Die Worte aus London und Brüssel werden auf beiden Seiten für Erleichterung sorgen. „Die ersten Wochen nachdem Artikel 50 der EU-Verträge ausgelöst wurden, sind entscheidend“, hatte ein hochrangiger britischer Diplomat hinter vorgehaltener Hand gesagt: Wenn sich die beiden Parteien da zerstreiten, könne sich das hochschaukeln und schwerwiegende Folgen haben – auf beiden Seiten des Kanals.

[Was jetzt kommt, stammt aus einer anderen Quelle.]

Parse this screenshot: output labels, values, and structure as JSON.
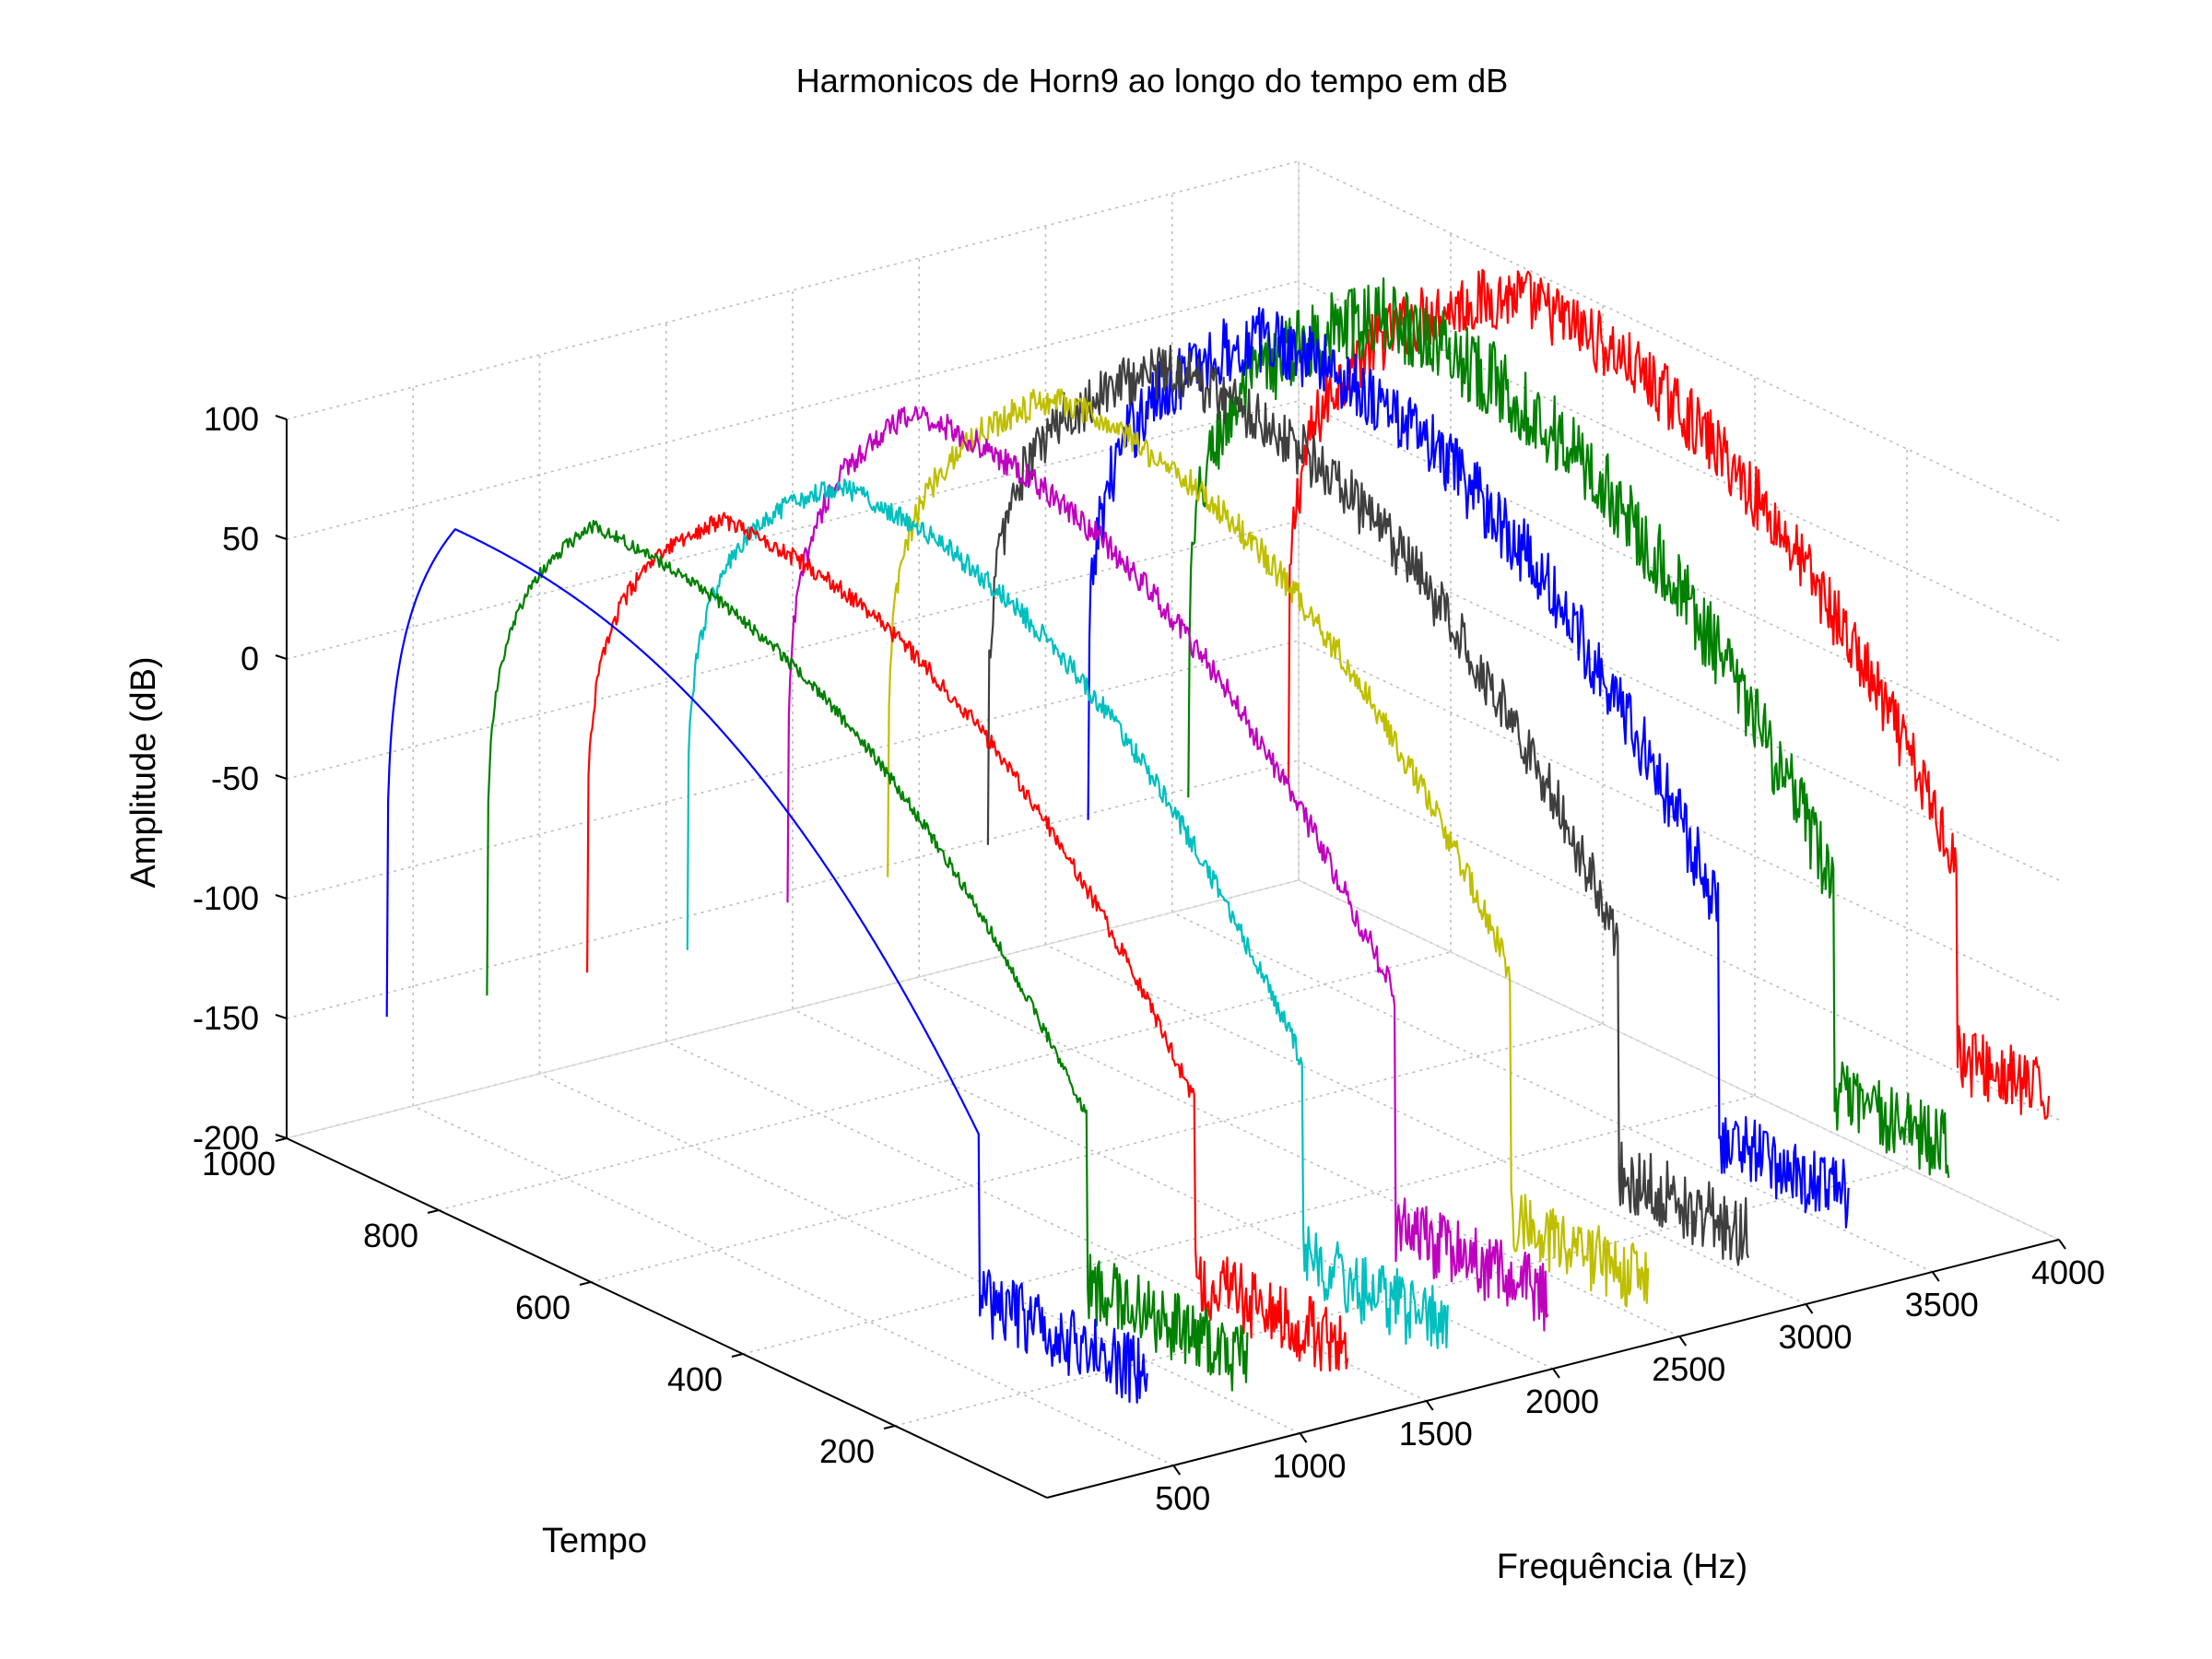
{
  "chart_data": {
    "type": "line",
    "title": "Harmonicos de Horn9 ao longo do tempo em dB",
    "xlabel": "Frequência (Hz)",
    "ylabel": "Tempo",
    "zlabel": "Amplitude (dB)",
    "xlim": [
      0,
      4000
    ],
    "ylim": [
      0,
      1000
    ],
    "zlim": [
      -200,
      100
    ],
    "xticks": [
      "500",
      "1000",
      "1500",
      "2000",
      "2500",
      "3000",
      "3500",
      "4000"
    ],
    "yticks": [
      "200",
      "400",
      "600",
      "800",
      "1000"
    ],
    "zticks": [
      "100",
      "50",
      "0",
      "-50",
      "-100",
      "-150",
      "-200"
    ],
    "grid": true,
    "series": [
      {
        "frequency": 396,
        "color": "#0000ff",
        "peak_db": 57,
        "peak_time": 910,
        "knee_time": 220,
        "tail_db": -160,
        "noise": 0.0
      },
      {
        "frequency": 792,
        "color": "#008000",
        "peak_db": 55,
        "peak_time": 860,
        "knee_time": 210,
        "tail_db": -165,
        "noise": 0.3
      },
      {
        "frequency": 1188,
        "color": "#ff0000",
        "peak_db": 53,
        "peak_time": 820,
        "knee_time": 200,
        "tail_db": -170,
        "noise": 0.4
      },
      {
        "frequency": 1584,
        "color": "#00bfbf",
        "peak_db": 60,
        "peak_time": 800,
        "knee_time": 190,
        "tail_db": -172,
        "noise": 0.5
      },
      {
        "frequency": 1980,
        "color": "#bf00bf",
        "peak_db": 75,
        "peak_time": 830,
        "knee_time": 200,
        "tail_db": -170,
        "noise": 0.6
      },
      {
        "frequency": 2376,
        "color": "#bfbf00",
        "peak_db": 78,
        "peak_time": 780,
        "knee_time": 180,
        "tail_db": -175,
        "noise": 0.7
      },
      {
        "frequency": 2772,
        "color": "#3f3f3f",
        "peak_db": 83,
        "peak_time": 760,
        "knee_time": 170,
        "tail_db": -165,
        "noise": 1.3
      },
      {
        "frequency": 3168,
        "color": "#0000ff",
        "peak_db": 85,
        "peak_time": 760,
        "knee_time": 170,
        "tail_db": -160,
        "noise": 1.6
      },
      {
        "frequency": 3564,
        "color": "#008000",
        "peak_db": 86,
        "peak_time": 740,
        "knee_time": 150,
        "tail_db": -150,
        "noise": 1.8
      },
      {
        "frequency": 3960,
        "color": "#ff0000",
        "peak_db": 90,
        "peak_time": 700,
        "knee_time": 120,
        "tail_db": -140,
        "noise": 1.5
      }
    ]
  }
}
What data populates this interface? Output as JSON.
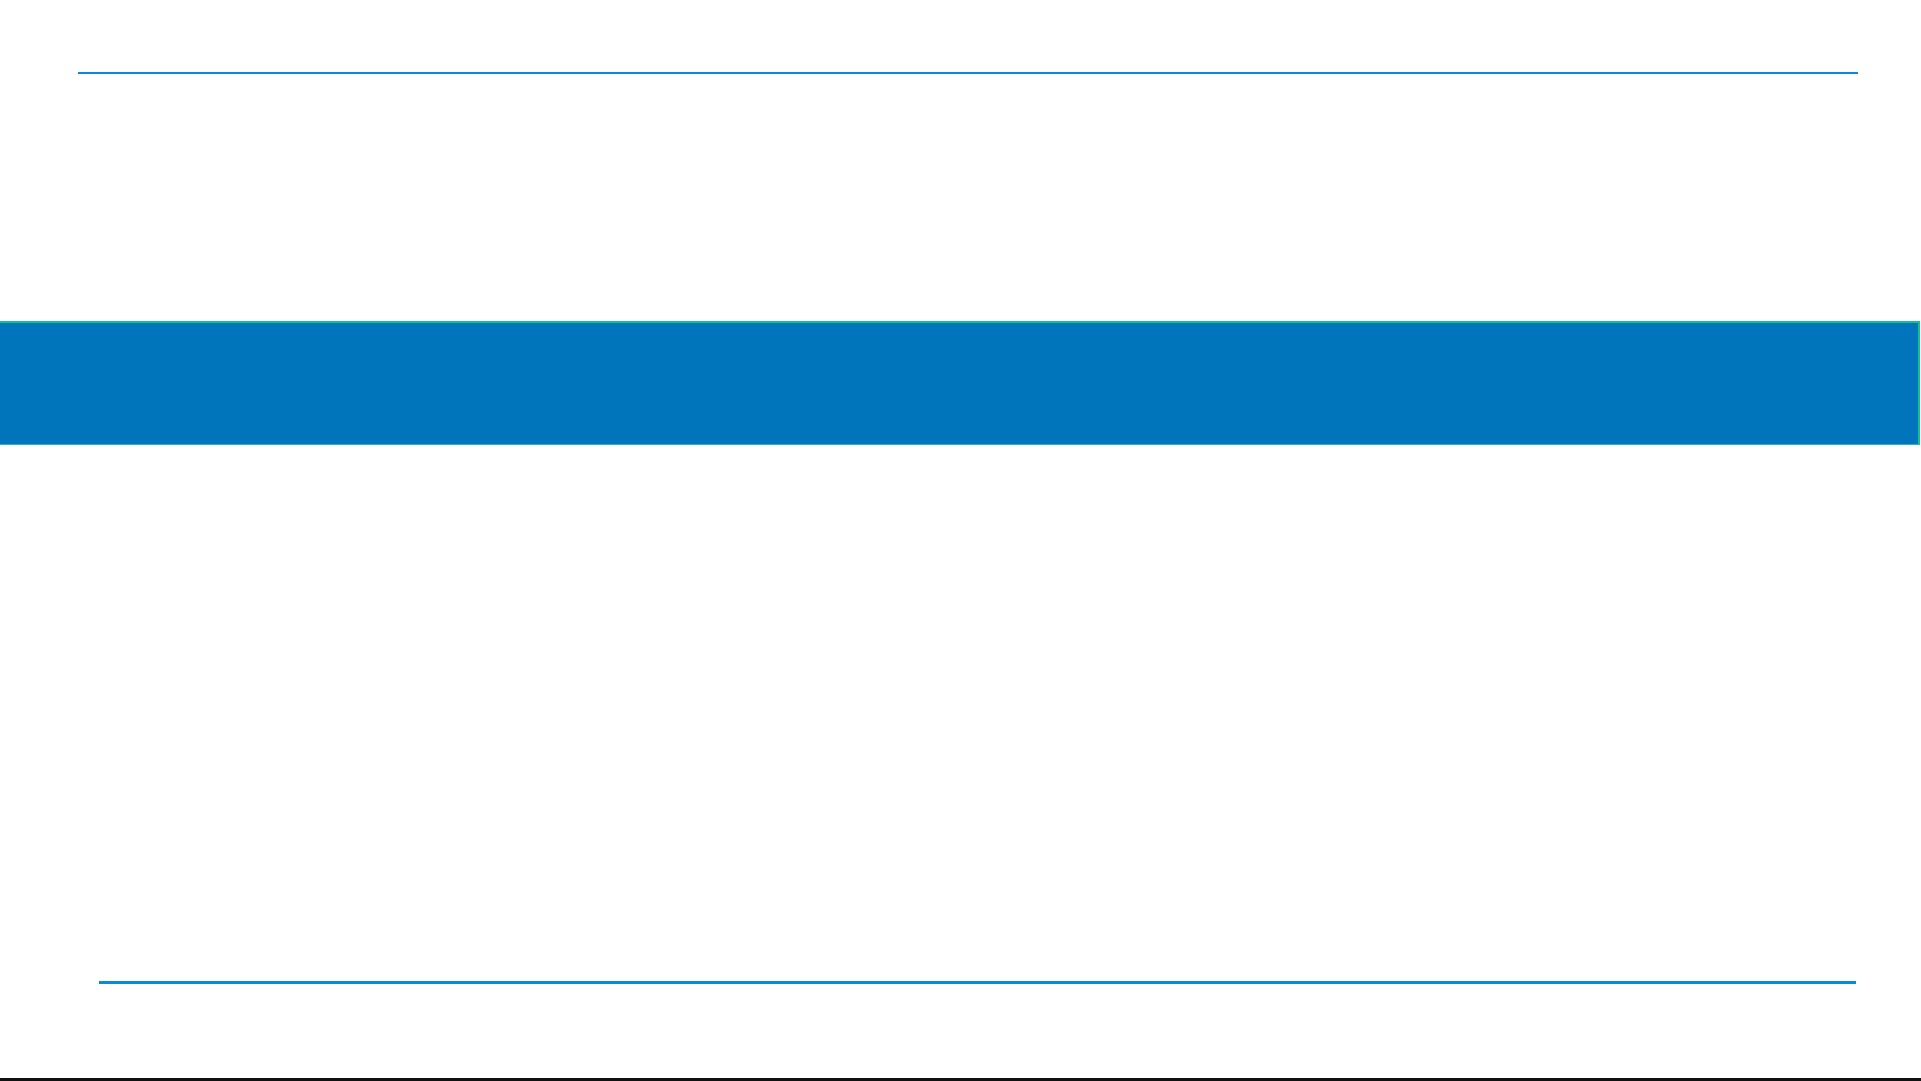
{
  "colors": {
    "rule": "#0a8ad6",
    "band": "#0075bc",
    "band_border": "#17c08a",
    "background": "#ffffff"
  }
}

Auch Ifo-Präsident Clemens Fuest warnte vor Streit. „Es liegt im Interesse aller Beteiligten, einen Scheidungskrieg zu vermeiden und auch künftig eng zu kooperieren“, meinte er. Eine schmutzige Scheidung will May ebenfalls vermeiden. „Häufig haben Eheleute nach der Scheidung keine gute Beziehung mehr“, hatte die Pfarrerstochter vor wenigen Tagen Brexit-Skeptiker im britischen Parlament zu überzeugen versucht. Sie wolle „keine Scheidung, sondern eine neue Beziehung zur EU aufbauen“.